Question

To convert a galvanometer into an ammeter a small resistance $S$ (called the shunt) is connected in parallel with a galvanometer. A galvanometer has resistance $G$ and full scale deflection current $i$. To convert this galvanometer into an ammeter of range 10 i, a shunt $S=\frac{G}{9}$ is connected in parallel with G.

Now we want to measure the potential difference with the help of this ammeter. The maximum value of potential difference which can be measured with the help of this is:

• A. $10iG$
• B. $iG$
• C. $9iG$
• D. $\frac{10}{9}iG$

Answer 1

Answer: (B)

$iG$

The voltage across galvanometer is:
$V_g=iG$
When the galvanometer is converted into an ammeter of range $10i$ by applying a shunt resistance $S=\frac{G}{9}$, the current is divided in inverse ratio of their resistance $\frac{1}{9}:1$ between shunt and ammeter .

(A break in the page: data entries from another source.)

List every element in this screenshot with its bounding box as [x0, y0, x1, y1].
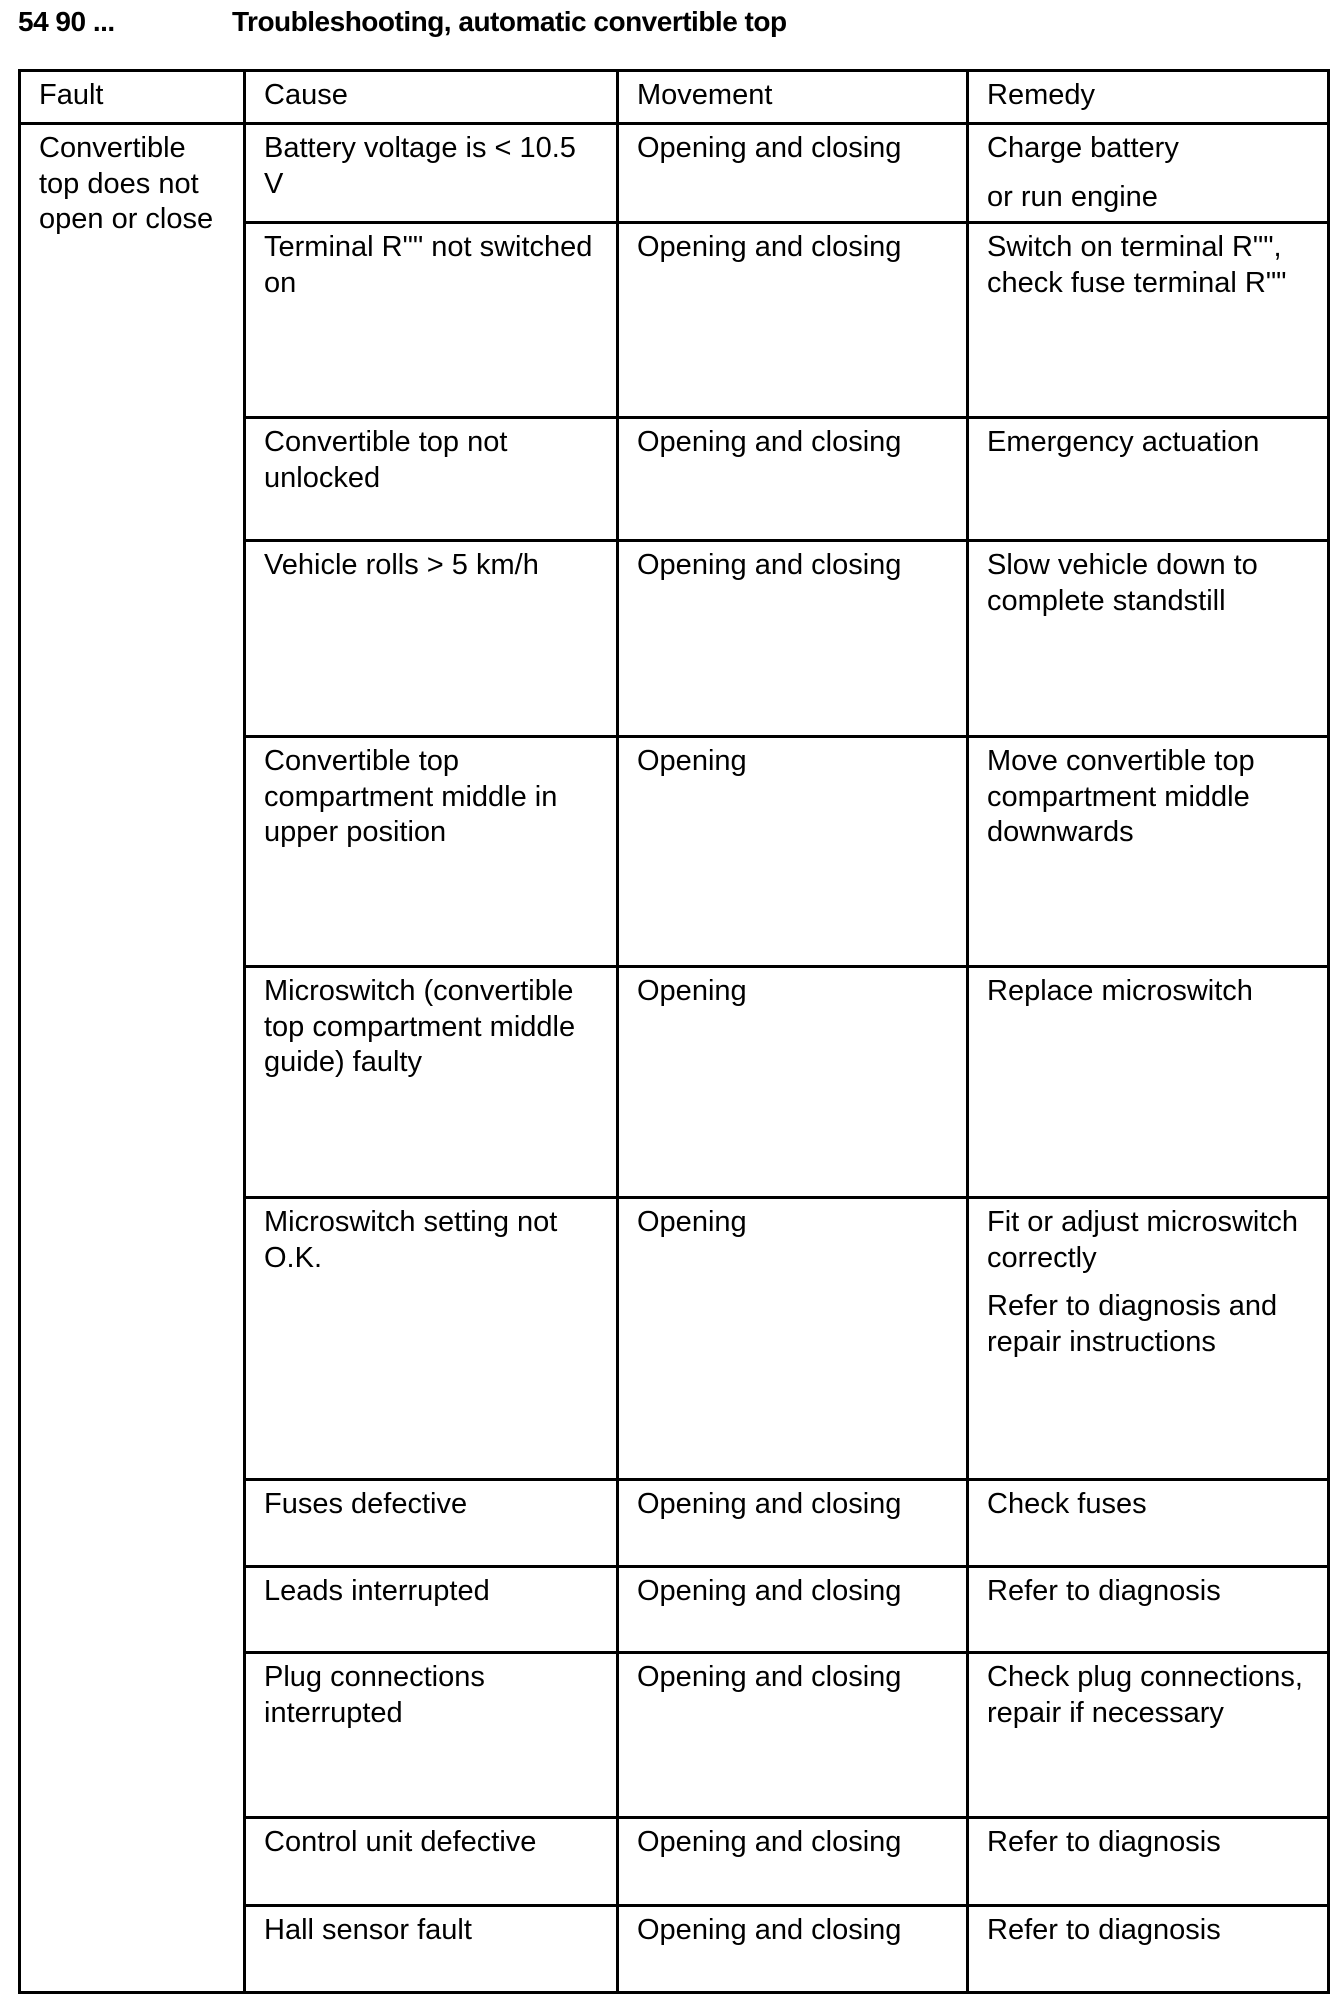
movement-cell: Opening and closing	[616, 221, 969, 419]
table-row: Convertible top not unlocked Opening and …	[20, 416, 1330, 542]
cause-cell: Terminal R"" not switched on	[243, 221, 619, 419]
remedy-cell: Fit or adjust microswitch correctly Refer…	[966, 1196, 1330, 1481]
movement-cell: Opening and closing	[616, 416, 969, 542]
troubleshooting-table: Fault Cause Movement Remedy Convertible …	[18, 69, 1330, 1994]
table-row: Control unit defective Opening and closin…	[20, 1816, 1330, 1907]
table-row: Fuses defective Opening and closing Check …	[20, 1478, 1330, 1568]
table-row: Leads interrupted Opening and closing Refe…	[20, 1565, 1330, 1654]
cause-cell: Convertible top not unlocked	[243, 416, 619, 542]
cause-cell: Convertible top compartment middle in up…	[243, 735, 619, 968]
remedy-text: Charge battery	[987, 132, 1179, 164]
page-title: Troubleshooting, automatic convertible t…	[232, 6, 787, 37]
remedy-cell: Slow vehicle down to complete standstill	[966, 539, 1330, 738]
remedy-text: Slow vehicle down to complete standstill	[987, 549, 1258, 617]
remedy-text: Refer to diagnosis	[987, 1575, 1221, 1607]
remedy-text: Refer to diagnosis and repair instructio…	[987, 1290, 1278, 1358]
fault-cell: Convertible top does not open or close	[18, 122, 246, 1994]
cause-cell: Vehicle rolls > 5 km/h	[243, 539, 619, 738]
table-row: Hall sensor fault Opening and closing Refe…	[20, 1904, 1330, 1994]
remedy-cell: Check fuses	[966, 1478, 1330, 1568]
movement-cell: Opening and closing	[616, 1651, 969, 1819]
remedy-cell: Switch on terminal R"", check fuse termi…	[966, 221, 1330, 419]
movement-cell: Opening and closing	[616, 1565, 969, 1654]
remedy-text: or run engine	[987, 180, 1158, 213]
table-row: Terminal R"" not switched on Opening and …	[20, 221, 1330, 419]
remedy-cell: Replace microswitch	[966, 965, 1330, 1199]
remedy-cell: Check plug connections, repair if necess…	[966, 1651, 1330, 1819]
movement-cell: Opening and closing	[616, 1478, 969, 1568]
remedy-text: Replace microswitch	[987, 975, 1253, 1007]
cause-cell: Fuses defective	[243, 1478, 619, 1568]
remedy-cell: Charge battery or run engine	[966, 122, 1330, 224]
movement-cell: Opening	[616, 1196, 969, 1481]
movement-cell: Opening and closing	[616, 122, 969, 224]
movement-cell: Opening and closing	[616, 1904, 969, 1994]
cause-cell: Leads interrupted	[243, 1565, 619, 1654]
column-header: Fault	[18, 69, 246, 125]
column-header: Cause	[243, 69, 619, 125]
cause-cell: Microswitch (convertible top compartment…	[243, 965, 619, 1199]
remedy-text: Check plug connections, repair if necess…	[987, 1661, 1303, 1729]
remedy-text: Switch on terminal R"", check fuse termi…	[987, 231, 1287, 299]
remedy-cell: Refer to diagnosis	[966, 1816, 1330, 1907]
remedy-text: Fit or adjust microswitch correctly	[987, 1206, 1299, 1274]
remedy-cell: Refer to diagnosis	[966, 1565, 1330, 1654]
table-header-row: Fault Cause Movement Remedy	[18, 69, 1330, 125]
table-row: Plug connections interrupted Opening and …	[20, 1651, 1330, 1819]
cause-cell: Battery voltage is < 10.5 V	[243, 122, 619, 224]
movement-cell: Opening and closing	[616, 1816, 969, 1907]
cause-cell: Hall sensor fault	[243, 1904, 619, 1994]
remedy-text: Emergency actuation	[987, 426, 1260, 458]
cause-cell: Plug connections interrupted	[243, 1651, 619, 1819]
section-code: 54 90 ...	[18, 6, 115, 37]
remedy-cell: Move convertible top compartment middle …	[966, 735, 1330, 968]
cause-cell: Control unit defective	[243, 1816, 619, 1907]
table-row: Microswitch setting not O.K. Opening Fit o…	[20, 1196, 1330, 1481]
remedy-text: Refer to diagnosis	[987, 1914, 1221, 1946]
table-row: Convertible top compartment middle in up…	[20, 735, 1330, 968]
remedy-text: Move convertible top compartment middle …	[987, 745, 1255, 848]
movement-cell: Opening and closing	[616, 539, 969, 738]
movement-cell: Opening	[616, 735, 969, 968]
table-row: Microswitch (convertible top compartment…	[20, 965, 1330, 1199]
column-header: Remedy	[966, 69, 1330, 125]
cause-cell: Microswitch setting not O.K.	[243, 1196, 619, 1481]
remedy-cell: Emergency actuation	[966, 416, 1330, 542]
remedy-cell: Refer to diagnosis	[966, 1904, 1330, 1994]
remedy-text: Check fuses	[987, 1488, 1147, 1520]
page-header: 54 90 ... Troubleshooting, automatic con…	[18, 6, 787, 38]
remedy-text: Refer to diagnosis	[987, 1826, 1221, 1858]
table-row: Vehicle rolls > 5 km/h Opening and closin…	[20, 539, 1330, 738]
table-row: Convertible top does not open or close Ba…	[18, 122, 1330, 1994]
column-header: Movement	[616, 69, 969, 125]
movement-cell: Opening	[616, 965, 969, 1199]
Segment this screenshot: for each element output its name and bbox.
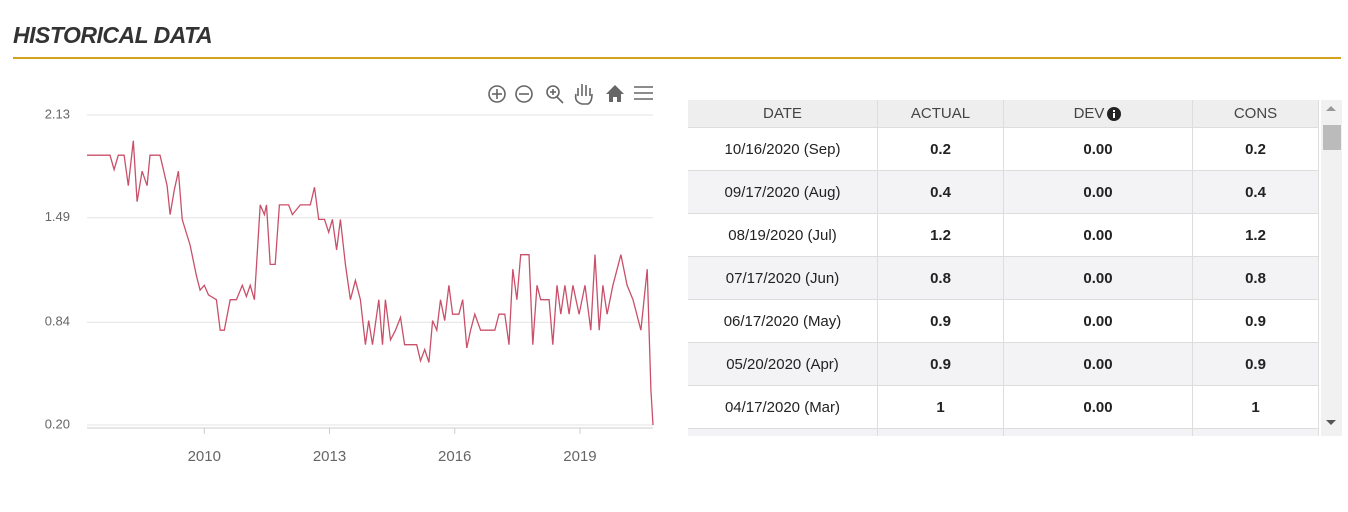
- table-row: 05/20/2020 (Apr) 0.9 0.00 0.9: [688, 343, 1319, 386]
- zoom-in-button[interactable]: [488, 85, 506, 103]
- scroll-down[interactable]: [1326, 420, 1336, 425]
- table-cell: 1: [878, 386, 1004, 428]
- reset-button[interactable]: [606, 85, 624, 102]
- data-line: [87, 140, 654, 426]
- x-tick-label: 2019: [563, 448, 596, 465]
- column-header: DEV: [1004, 100, 1193, 127]
- table-cell: 0.00: [1004, 257, 1193, 299]
- column-header: CONS: [1193, 100, 1319, 127]
- table-cell: 0.00: [1004, 128, 1193, 170]
- column-title: CONS: [1233, 105, 1278, 122]
- table-cell: 08/19/2020 (Jul): [688, 214, 878, 256]
- section-title: HISTORICAL DATA: [13, 22, 213, 48]
- table-cell: 0.9: [878, 300, 1004, 342]
- table-row: 06/17/2020 (May) 0.9 0.00 0.9: [688, 300, 1319, 343]
- x-tick-label: 2010: [188, 448, 221, 465]
- pan-button[interactable]: [574, 84, 593, 105]
- table-header: DATE ACTUAL DEV CONS: [688, 100, 1319, 128]
- table-cell: 07/17/2020 (Jun): [688, 257, 878, 299]
- table-row: 08/19/2020 (Jul) 1.2 0.00 1.2: [688, 214, 1319, 257]
- table-cell-empty: [1004, 429, 1193, 436]
- table-cell: 0.9: [878, 343, 1004, 385]
- history-table: DATE ACTUAL DEV CONS 10/16/2020 (Sep) 0.2 0.00…: [688, 100, 1319, 436]
- x-tick-label: 2016: [438, 448, 471, 465]
- table-cell: 09/17/2020 (Aug): [688, 171, 878, 213]
- table-cell: 05/20/2020 (Apr): [688, 343, 878, 385]
- table-cell: 0.9: [1193, 343, 1319, 385]
- x-tick-label: 2013: [313, 448, 346, 465]
- table-cell: 1.2: [878, 214, 1004, 256]
- table-cell: 0.00: [1004, 171, 1193, 213]
- table-row: 04/17/2020 (Mar) 1 0.00 1: [688, 386, 1319, 429]
- toolbar: [488, 84, 653, 105]
- table-cell: 0.8: [878, 257, 1004, 299]
- y-tick-label: 1.49: [45, 209, 70, 224]
- zoom-out-button[interactable]: [515, 85, 533, 103]
- table-cell-empty: [878, 429, 1004, 436]
- table-cell: 04/17/2020 (Mar): [688, 386, 878, 428]
- table-row-partial: [688, 429, 1319, 436]
- table-row: 10/16/2020 (Sep) 0.2 0.00 0.2: [688, 128, 1319, 171]
- info-icon[interactable]: [1106, 106, 1122, 122]
- table-cell: 0.8: [1193, 257, 1319, 299]
- column-title: DATE: [763, 105, 802, 122]
- table-cell: 0.9: [1193, 300, 1319, 342]
- column-title: ACTUAL: [910, 105, 971, 122]
- menu-button[interactable]: [634, 86, 653, 100]
- y-tick-label: 0.84: [45, 314, 70, 329]
- column-header: ACTUAL: [878, 100, 1004, 127]
- scrollbar-graphics: [1323, 106, 1341, 425]
- table-cell: 10/16/2020 (Sep): [688, 128, 878, 170]
- table-cell: 0.00: [1004, 386, 1193, 428]
- scrollbar[interactable]: [1321, 100, 1342, 436]
- table-cell: 0.4: [878, 171, 1004, 213]
- table-row: 09/17/2020 (Aug) 0.4 0.00 0.4: [688, 171, 1319, 214]
- table-cell: 0.00: [1004, 214, 1193, 256]
- column-title: DEV: [1073, 105, 1105, 122]
- table-cell: 0.2: [878, 128, 1004, 170]
- table-cell-empty: [688, 429, 878, 436]
- scroll-thumb[interactable]: [1323, 125, 1341, 150]
- table-cell: 0.4: [1193, 171, 1319, 213]
- selection-zoom-button[interactable]: [546, 85, 564, 104]
- y-tick-label: 0.20: [45, 416, 70, 431]
- table-cell: 0.00: [1004, 300, 1193, 342]
- table-cell: 1: [1193, 386, 1319, 428]
- chart: 2.13 1.49 0.84 0.20 2010 2013 2016 2019: [45, 84, 654, 465]
- y-tick-label: 2.13: [45, 106, 70, 121]
- table-cell-empty: [1193, 429, 1319, 436]
- table-row: 07/17/2020 (Jun) 0.8 0.00 0.8: [688, 257, 1319, 300]
- column-header: DATE: [688, 100, 878, 127]
- scroll-up[interactable]: [1326, 106, 1336, 111]
- table-cell: 0.00: [1004, 343, 1193, 385]
- table-cell: 0.2: [1193, 128, 1319, 170]
- table-cell: 06/17/2020 (May): [688, 300, 878, 342]
- table-cell: 1.2: [1193, 214, 1319, 256]
- title-rule: [13, 57, 1341, 59]
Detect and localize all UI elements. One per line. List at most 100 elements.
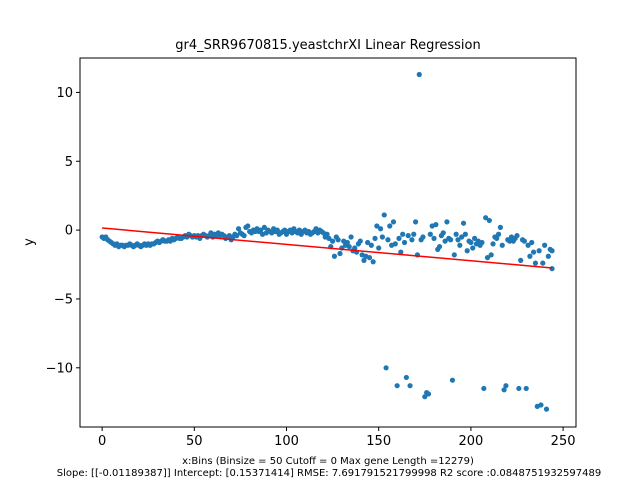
x-axis-label: x:Bins (Binsize = 50 Cutoff = 0 Max gene… bbox=[182, 456, 474, 467]
data-point bbox=[501, 387, 507, 393]
data-point bbox=[390, 219, 397, 225]
data-point bbox=[525, 242, 531, 248]
data-point bbox=[365, 239, 371, 246]
data-point bbox=[392, 241, 398, 247]
data-point bbox=[459, 234, 465, 240]
data-point bbox=[516, 385, 522, 392]
data-point bbox=[518, 257, 524, 263]
data-point bbox=[376, 245, 382, 251]
data-point bbox=[401, 239, 408, 246]
data-point bbox=[470, 245, 476, 251]
y-axis-label: y bbox=[22, 238, 37, 246]
data-point bbox=[234, 233, 240, 239]
data-point bbox=[416, 71, 422, 78]
data-point bbox=[427, 231, 433, 237]
data-point bbox=[497, 224, 503, 230]
data-point bbox=[431, 235, 437, 241]
data-point bbox=[379, 234, 385, 240]
data-point bbox=[453, 231, 459, 237]
data-point bbox=[455, 237, 461, 243]
data-point bbox=[451, 252, 457, 258]
data-point bbox=[346, 244, 352, 250]
data-point bbox=[377, 226, 384, 232]
data-point bbox=[326, 235, 332, 241]
data-point bbox=[495, 231, 502, 237]
data-point bbox=[514, 233, 520, 239]
y-tick-label: −5 bbox=[54, 292, 73, 307]
data-point bbox=[549, 248, 555, 254]
x-tick-label: 50 bbox=[186, 434, 203, 449]
data-point bbox=[374, 223, 380, 229]
data-point bbox=[545, 253, 551, 259]
scatter-points bbox=[99, 71, 555, 412]
data-point bbox=[448, 237, 454, 243]
data-point bbox=[540, 260, 546, 266]
data-point bbox=[274, 227, 280, 233]
data-point bbox=[241, 233, 247, 239]
data-point bbox=[542, 242, 548, 248]
data-point bbox=[543, 406, 550, 412]
x-tick-label: 250 bbox=[551, 434, 576, 449]
data-point bbox=[444, 219, 450, 225]
data-point bbox=[396, 235, 402, 241]
data-point bbox=[532, 260, 539, 266]
data-point bbox=[425, 391, 432, 397]
data-point bbox=[324, 231, 330, 237]
x-tick-label: 150 bbox=[366, 434, 391, 449]
data-point bbox=[479, 239, 485, 246]
data-point bbox=[440, 230, 446, 236]
data-point bbox=[381, 212, 387, 218]
data-point bbox=[462, 231, 468, 237]
data-point bbox=[523, 385, 529, 392]
data-point bbox=[398, 249, 404, 255]
data-point bbox=[370, 259, 376, 265]
axes: 0 50 100 150 200 250 −10 −5 0 5 10 bbox=[46, 57, 577, 449]
y-tick-label: 5 bbox=[65, 155, 73, 170]
data-point bbox=[433, 222, 439, 228]
data-point bbox=[344, 239, 350, 246]
data-point bbox=[486, 217, 492, 224]
x-tick-label: 0 bbox=[98, 434, 106, 449]
data-point bbox=[372, 235, 378, 241]
data-point bbox=[460, 220, 467, 226]
data-point bbox=[420, 234, 426, 240]
data-point bbox=[357, 238, 363, 244]
y-tick-label: 10 bbox=[56, 86, 73, 101]
data-point bbox=[387, 223, 393, 229]
data-point bbox=[245, 223, 251, 229]
data-point bbox=[330, 238, 336, 244]
data-point bbox=[529, 239, 535, 246]
data-point bbox=[499, 242, 505, 248]
data-point bbox=[412, 219, 419, 225]
data-point bbox=[361, 257, 367, 263]
data-point bbox=[436, 244, 443, 250]
data-point bbox=[536, 248, 542, 254]
data-point bbox=[261, 224, 267, 230]
data-point bbox=[235, 226, 242, 232]
data-point bbox=[394, 383, 400, 389]
data-point bbox=[366, 255, 373, 261]
chart-title: gr4_SRR9670815.yeastchrXI Linear Regress… bbox=[175, 38, 481, 53]
data-point bbox=[407, 383, 413, 389]
data-point bbox=[530, 249, 537, 255]
x-tick-label: 100 bbox=[274, 434, 299, 449]
regression-line-layer bbox=[102, 227, 553, 269]
data-point bbox=[335, 237, 341, 243]
data-point bbox=[494, 235, 500, 241]
data-point bbox=[442, 238, 448, 244]
data-point bbox=[403, 374, 409, 381]
data-point bbox=[331, 253, 338, 259]
data-point bbox=[468, 239, 474, 246]
data-point bbox=[411, 231, 417, 237]
y-tick-label: 0 bbox=[65, 224, 73, 239]
data-point bbox=[400, 231, 406, 237]
data-point bbox=[348, 234, 354, 240]
regression-stats: Slope: [[-0.01189387]] Intercept: [0.153… bbox=[57, 468, 601, 479]
x-tick-label: 200 bbox=[458, 434, 483, 449]
data-point bbox=[368, 242, 374, 248]
data-point bbox=[449, 377, 456, 383]
plot-frame bbox=[79, 57, 577, 428]
data-point bbox=[488, 252, 494, 258]
data-point bbox=[422, 394, 428, 400]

The current will be in ratio $9:1$.

Current in shunt is $i^{\prime }=\frac{9}{10}10i=9i$

The voltage across shunt resistance is:
$V_s=9i\left(\frac{G}{9}\right)$
Since the galvanometer (ammeter) and shunt are in parallel voltage across them is same, hence the maximum value of potential difference which can be measured with the help of this ammeter is $iG$.